The bill provides for “differential treatment of refugees” depending on their mode of arrival. (Clause 10.) As a result, the length of time a refugee may be granted permission to stay in the UK, whether permission to enter the UK will be given to a refugee’s family, and the requirements a refugee must meet to obtain indefinite permission to remain in the UK may vary depending on how they arrived in the UK. Additionally, the bill provides the power to remove an asylum seeker to a ‘safe third country’ to claim asylum if they stopped in that country prior to the UK. The bill also allows the government to remove asylum seekers to a safe third country while their asylum appeal in the UK is processing. (Schedule 3(1).) In line with that provision, the Home Secretary is set to propose offshore processing centers for asylum seekers in the UK.
The bill will make changes to the court process. First, it will provide “Priority Removal Notices”, which will cause some removal and deportation appeals to be heard directly in the Upper Tribunal (Immigration and Asylum Chamber). This will create a single-tier appeal system for those select cases, which was previously in place in the UK but was abolished in 2010. The immigration appeal system is currently two-tiered, with the First-Tier Tribunal hearing appeals on Home Office decisions, followed by the Upper Tribunal hearing subsequent appeals. The bill provides the courts with the power to fine legal representatives personally – including the Secretary of State and the Home Office’s representatives – for “improper, unreasonable, or negligent behaviour.” (Clause 62.) This follows from the Home Secretary’s promise to “tackle the practice of meritless claims which clog up the courts,” although cases only go to court after the Home Office denies an initial application.

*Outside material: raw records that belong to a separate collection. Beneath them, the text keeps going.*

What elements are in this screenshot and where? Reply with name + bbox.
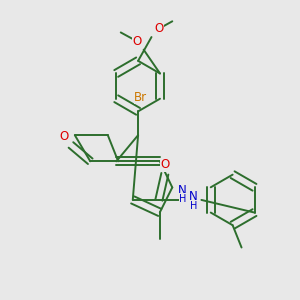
Text: Br: Br bbox=[134, 91, 147, 104]
Text: H: H bbox=[190, 201, 197, 211]
Text: N: N bbox=[178, 184, 187, 197]
Text: H: H bbox=[179, 194, 186, 204]
Text: O: O bbox=[60, 130, 69, 143]
Text: O: O bbox=[133, 35, 142, 48]
Text: O: O bbox=[154, 22, 164, 35]
Text: N: N bbox=[189, 190, 198, 203]
Text: O: O bbox=[160, 158, 170, 171]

The bill seeks to fix the naturalization issue for victims of the Windrush Scandal, which saw many migrants – who had permission to remain in the UK indefinitely but had no records to evidence this – being refused re-entry to the UK after traveling abroad. The Windrush Scheme, launched in 2018, allowed those victims to obtain documentation and compensation. However, these individuals did not automatically receive British citizenship and had to live in the UK for five years, among other requirements, in order to apply for citizenship. The bill will enable the government to waive that five-year requirement, which will allow a person who had been forced to remain outside of the UK by no fault of their own, including the Windrush victims, to become a British citizen without waiting five years.
This post details just some of the amendments in this bill.